Brett Harris is an award-winning journalist for the Free-Enterprise, the local newspaper in Greeley. Although the Free-Enterprise is highly respected, Harris is not. He’s pushy, belligerent and has a habit of rubbing the wrong people the wrong way. If he weren’t so good at his job, chances are he wouldn’t have one. Harris is assigned to cover the recent murders in Greeley. Two things stand out about the killings: the unexplainably bizarre and violent method in which they are carried out and the veiled similarities to a stream of killings that happened in the area over 30 years ago.

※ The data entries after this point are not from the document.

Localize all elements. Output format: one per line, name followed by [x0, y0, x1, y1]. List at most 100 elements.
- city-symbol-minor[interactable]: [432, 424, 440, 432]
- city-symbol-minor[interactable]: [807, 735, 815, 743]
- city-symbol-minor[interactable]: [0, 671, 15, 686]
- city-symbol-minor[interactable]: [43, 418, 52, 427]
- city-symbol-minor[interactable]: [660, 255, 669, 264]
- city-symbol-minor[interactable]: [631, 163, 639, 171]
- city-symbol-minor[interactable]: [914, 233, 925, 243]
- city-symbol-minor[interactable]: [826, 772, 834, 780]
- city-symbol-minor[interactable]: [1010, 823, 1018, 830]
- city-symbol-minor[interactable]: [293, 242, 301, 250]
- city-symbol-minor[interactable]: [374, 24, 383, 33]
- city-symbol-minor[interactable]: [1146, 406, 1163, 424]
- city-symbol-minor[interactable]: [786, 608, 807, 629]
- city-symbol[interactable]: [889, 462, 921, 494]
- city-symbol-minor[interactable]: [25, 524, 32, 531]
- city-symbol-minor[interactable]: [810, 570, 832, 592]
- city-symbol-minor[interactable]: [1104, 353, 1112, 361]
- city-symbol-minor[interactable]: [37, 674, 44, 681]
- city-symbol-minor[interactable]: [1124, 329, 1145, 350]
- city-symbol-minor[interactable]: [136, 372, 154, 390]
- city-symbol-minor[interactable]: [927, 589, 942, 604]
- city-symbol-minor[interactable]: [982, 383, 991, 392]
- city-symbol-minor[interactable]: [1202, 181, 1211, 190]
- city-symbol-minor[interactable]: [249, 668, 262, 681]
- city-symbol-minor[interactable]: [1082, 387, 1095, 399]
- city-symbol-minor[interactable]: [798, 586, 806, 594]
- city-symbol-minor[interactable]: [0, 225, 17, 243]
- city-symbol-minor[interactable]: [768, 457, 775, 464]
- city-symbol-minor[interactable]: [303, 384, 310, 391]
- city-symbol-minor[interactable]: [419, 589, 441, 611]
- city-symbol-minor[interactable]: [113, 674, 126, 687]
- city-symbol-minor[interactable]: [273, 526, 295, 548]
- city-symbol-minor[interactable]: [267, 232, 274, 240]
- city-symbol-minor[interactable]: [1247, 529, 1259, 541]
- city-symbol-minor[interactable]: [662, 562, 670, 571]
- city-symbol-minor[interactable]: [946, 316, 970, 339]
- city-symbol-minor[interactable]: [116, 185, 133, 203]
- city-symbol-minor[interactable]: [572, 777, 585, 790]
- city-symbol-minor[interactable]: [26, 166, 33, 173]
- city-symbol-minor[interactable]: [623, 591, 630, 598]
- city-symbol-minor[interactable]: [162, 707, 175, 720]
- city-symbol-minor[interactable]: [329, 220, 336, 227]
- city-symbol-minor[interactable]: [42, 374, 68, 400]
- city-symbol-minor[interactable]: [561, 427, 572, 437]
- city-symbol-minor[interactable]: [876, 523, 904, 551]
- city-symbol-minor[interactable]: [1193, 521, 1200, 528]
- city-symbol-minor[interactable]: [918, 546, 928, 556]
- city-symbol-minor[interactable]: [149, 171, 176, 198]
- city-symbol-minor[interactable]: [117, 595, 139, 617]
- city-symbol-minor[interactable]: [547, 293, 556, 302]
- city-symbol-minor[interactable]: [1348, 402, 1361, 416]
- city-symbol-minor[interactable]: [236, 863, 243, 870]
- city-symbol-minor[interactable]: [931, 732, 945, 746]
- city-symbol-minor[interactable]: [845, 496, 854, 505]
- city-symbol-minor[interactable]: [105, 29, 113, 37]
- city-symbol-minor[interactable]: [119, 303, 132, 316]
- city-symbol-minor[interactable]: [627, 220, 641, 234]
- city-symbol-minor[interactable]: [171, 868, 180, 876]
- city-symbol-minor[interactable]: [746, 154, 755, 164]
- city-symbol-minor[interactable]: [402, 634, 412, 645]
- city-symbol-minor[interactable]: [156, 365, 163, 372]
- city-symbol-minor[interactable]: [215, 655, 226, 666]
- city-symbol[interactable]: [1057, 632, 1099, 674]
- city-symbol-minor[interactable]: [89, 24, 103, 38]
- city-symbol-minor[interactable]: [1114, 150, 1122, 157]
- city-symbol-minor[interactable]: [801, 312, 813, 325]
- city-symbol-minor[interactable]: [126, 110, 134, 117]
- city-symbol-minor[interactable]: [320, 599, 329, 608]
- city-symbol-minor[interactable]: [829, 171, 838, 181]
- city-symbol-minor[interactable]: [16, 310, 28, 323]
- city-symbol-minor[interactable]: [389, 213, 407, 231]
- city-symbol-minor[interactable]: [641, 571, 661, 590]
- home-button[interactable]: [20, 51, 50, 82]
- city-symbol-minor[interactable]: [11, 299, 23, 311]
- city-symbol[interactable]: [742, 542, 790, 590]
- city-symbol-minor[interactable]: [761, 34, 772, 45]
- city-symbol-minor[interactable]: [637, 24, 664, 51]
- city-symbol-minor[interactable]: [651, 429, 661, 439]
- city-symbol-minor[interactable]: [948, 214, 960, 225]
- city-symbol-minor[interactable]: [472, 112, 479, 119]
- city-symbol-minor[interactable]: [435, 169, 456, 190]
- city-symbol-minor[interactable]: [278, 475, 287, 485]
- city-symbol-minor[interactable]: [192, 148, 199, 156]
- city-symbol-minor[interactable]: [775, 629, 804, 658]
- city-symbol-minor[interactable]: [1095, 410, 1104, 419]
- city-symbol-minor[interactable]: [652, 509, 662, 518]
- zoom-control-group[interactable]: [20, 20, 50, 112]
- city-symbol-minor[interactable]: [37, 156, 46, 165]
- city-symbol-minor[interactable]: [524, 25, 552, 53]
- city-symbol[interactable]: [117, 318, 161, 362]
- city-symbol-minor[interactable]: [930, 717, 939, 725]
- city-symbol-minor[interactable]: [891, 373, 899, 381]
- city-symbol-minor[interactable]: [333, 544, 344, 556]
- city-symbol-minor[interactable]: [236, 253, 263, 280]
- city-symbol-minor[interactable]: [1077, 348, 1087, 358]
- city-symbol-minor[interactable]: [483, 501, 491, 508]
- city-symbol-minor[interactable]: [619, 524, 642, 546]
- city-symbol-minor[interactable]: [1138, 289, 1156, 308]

While on a school field trip to the local museum, Trent stumbles upon some hidden archival photos. The confidential series of pictures begin with a brutal beating that occurred in Greeley in the 1930’s, and end with the lynching of a tall, mysterious and obscured stranger. Using hints buried deep within the photos, Trent begins to speculate that links to the present-day killings may run deeper than anyone had imagined.
After reading Harris’s articles on the recent murders, Trent tracks him down, believing that the reporter has insights and resources that could benefit them both. Together they begin to piece together a string of tangled and seemingly unrelated events. Things become uneasy as Trent begins to have periodic psychological episodes, haunted by living hallucinations of his deceased mother.
In the meantime, the wave of murders continue with increasing depravity in Greeley, each orchestrated by a mute, grisly, hooded creature. The massacres are disturbing in their efficiency and purpose. Each slaying leaves us with new clues – murder weapons, names, bodies propped up and posed as if part of a morbid ritual. But the clues only seem to lead to more questions.
Through a series of shocking discoveries and wicked twists, Trent and Harris find that there are shadowy people in the sleepy town of Greeley who have plenty to hide, that Trent himself could have something to do with the murders, and that the answers to all of these questions are likely locked inside the tortured mind of someone who hasn’t spoken in over 30 years. The circle of violence continues, climaxing in a surprise ending that is as illuminating as it is horrifying.